People went, "That's it. That's what we've been talking about. That thing." If you look at those principles, you could apply those to a webcast at a conference. You could apply those principles to making a student film, making a 30-second commercial, you know, making a YouTube video. I mean, they are pretty foundational for all types of media. And actually, there's some cloud companies that have been talking about them. They're pretty useful in any creative industry, actually. They're pretty good high-level principles for everybody to work for. We may create tools for the very high-end that can afford, you know, 25-million dollar visual effects budgets and given builds of amazing virtual production technologies. But if we do it right and we create enough scale, those innovations will fall down to everyone, and you will be able to do, you know, virtual production on an iPhone.
We're seeing begin bits of it now, right? You can start doing swapping out backgrounds and stuff. Even five years ago, that was unheard of. You know, you can get a visual effects company to go and do rotoscoping now, and we're getting to the point where some of this technology is becoming democratized as well. So I think the Vision was published on behalf of the major studios, but it is not owned by them. And it is a vision for the future of creative industries in general. And I think that's the way it should be perceived.

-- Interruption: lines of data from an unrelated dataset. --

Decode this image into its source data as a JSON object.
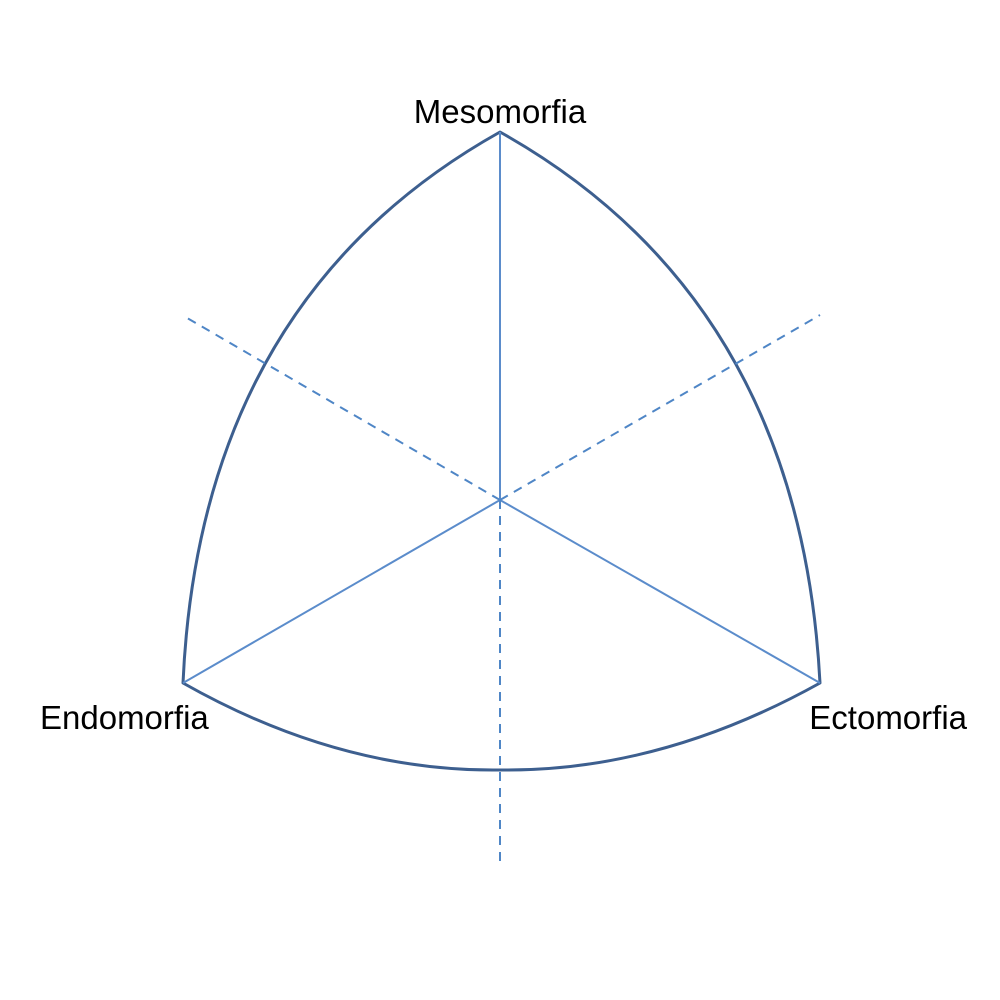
{
  "diagram": {
    "labels": {
      "top": "Mesomorfia",
      "left": "Endomorfia",
      "right": "Ectomorfia"
    },
    "colors": {
      "outline": "#3d5f8f",
      "axis_solid": "#5b8ccb",
      "axis_dashed": "#4f86c6",
      "text": "#000000"
    }
  }
}
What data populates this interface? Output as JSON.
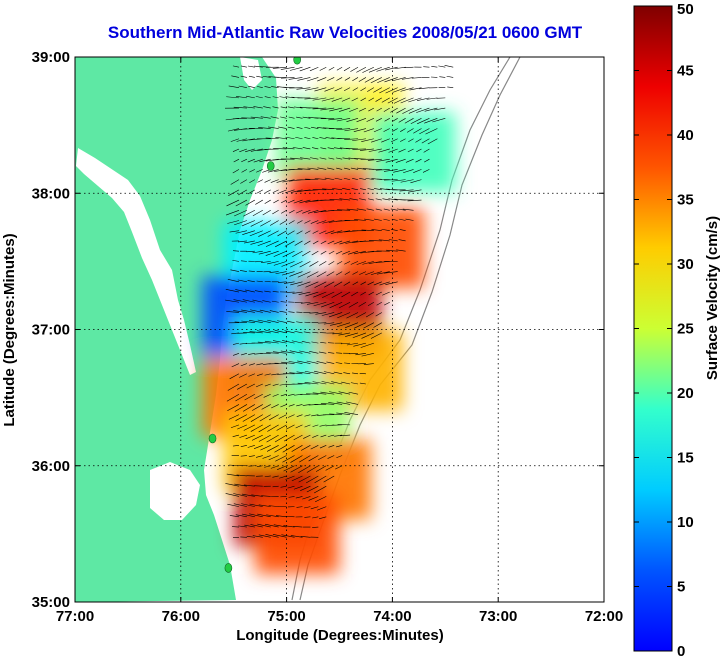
{
  "chart_data": {
    "type": "heatmap",
    "title": "Southern Mid-Atlantic Raw Velocities 2008/05/21 0600 GMT",
    "xlabel": "Longitude (Degrees:Minutes)",
    "ylabel": "Latitude (Degrees:Minutes)",
    "colorbar_label": "Surface Velocity (cm/s)",
    "x_ticks": [
      "77:00",
      "76:00",
      "75:00",
      "74:00",
      "73:00",
      "72:00"
    ],
    "x_tick_values": [
      -77,
      -76,
      -75,
      -74,
      -73,
      -72
    ],
    "y_ticks": [
      "39:00",
      "38:00",
      "37:00",
      "36:00",
      "35:00"
    ],
    "y_tick_values": [
      39,
      38,
      37,
      36,
      35
    ],
    "xlim": [
      -77,
      -72
    ],
    "ylim": [
      35,
      39
    ],
    "clim": [
      0,
      50
    ],
    "colorbar_ticks": [
      "50",
      "45",
      "40",
      "35",
      "30",
      "25",
      "20",
      "15",
      "10",
      "5",
      "0"
    ],
    "colorbar_tick_values": [
      50,
      45,
      40,
      35,
      30,
      25,
      20,
      15,
      10,
      5,
      0
    ],
    "colormap": "jet",
    "grid": true,
    "colors": {
      "land": "#5ee8a4",
      "water_inlet": "#ffffff",
      "title": "#0000dd",
      "site_marker": "#22cc44",
      "bathymetry": "#888888"
    },
    "stations": [
      {
        "lon": -74.9,
        "lat": 38.98
      },
      {
        "lon": -75.15,
        "lat": 38.2
      },
      {
        "lon": -75.7,
        "lat": 36.2
      },
      {
        "lon": -75.55,
        "lat": 35.25
      }
    ],
    "velocity_field_regions": [
      {
        "lon": -74.3,
        "lat": 38.5,
        "speed": 32
      },
      {
        "lon": -74.7,
        "lat": 38.4,
        "speed": 24
      },
      {
        "lon": -73.8,
        "lat": 38.3,
        "speed": 22
      },
      {
        "lon": -74.6,
        "lat": 37.9,
        "speed": 42
      },
      {
        "lon": -74.1,
        "lat": 37.6,
        "speed": 40
      },
      {
        "lon": -75.2,
        "lat": 37.5,
        "speed": 18
      },
      {
        "lon": -75.4,
        "lat": 37.1,
        "speed": 10
      },
      {
        "lon": -74.5,
        "lat": 37.1,
        "speed": 47
      },
      {
        "lon": -75.1,
        "lat": 36.8,
        "speed": 20
      },
      {
        "lon": -74.3,
        "lat": 36.7,
        "speed": 35
      },
      {
        "lon": -75.4,
        "lat": 36.5,
        "speed": 38
      },
      {
        "lon": -74.8,
        "lat": 36.3,
        "speed": 26
      },
      {
        "lon": -75.2,
        "lat": 36.1,
        "speed": 34
      },
      {
        "lon": -74.6,
        "lat": 35.9,
        "speed": 38
      },
      {
        "lon": -75.1,
        "lat": 35.7,
        "speed": 47
      },
      {
        "lon": -74.9,
        "lat": 35.5,
        "speed": 40
      }
    ]
  }
}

Michael: Lastly, where are the various places online where we can read the paper, read the updates, see video fireside chats, etcetera? Where can people learn more?
Mark: So MovieLabs.com is the best place cause it's got the showcases on there. There are some video things that we put out as training. There are more of those coming up. The visual language, which we haven't spoken about actually, but we have a whole visual language. We're building workflows. All of that is on there. The ontologies are on there. And then the best way to find out updates is to follow us on Twitter or LinkedIn, and you can look us up on MovieLabs on LinkedIn, and we're gonna start doing a newsletter soon as well. Because there's so much stuff going on that sometimes we don't even hear about, and we go, "Whoa, whoa, that happened?" So we're gonna start putting together a newsletter. It just brings it all together so people can get one digest of all the things that are happening. But yeah, there's a lot to follow. It's going well.
Michael: Thank you so much for your time.
Mark: Thank you.
Michael: Thank you for tuning in. This has been Mark Turner from MovieLabs. I'm Michael with Shift Media.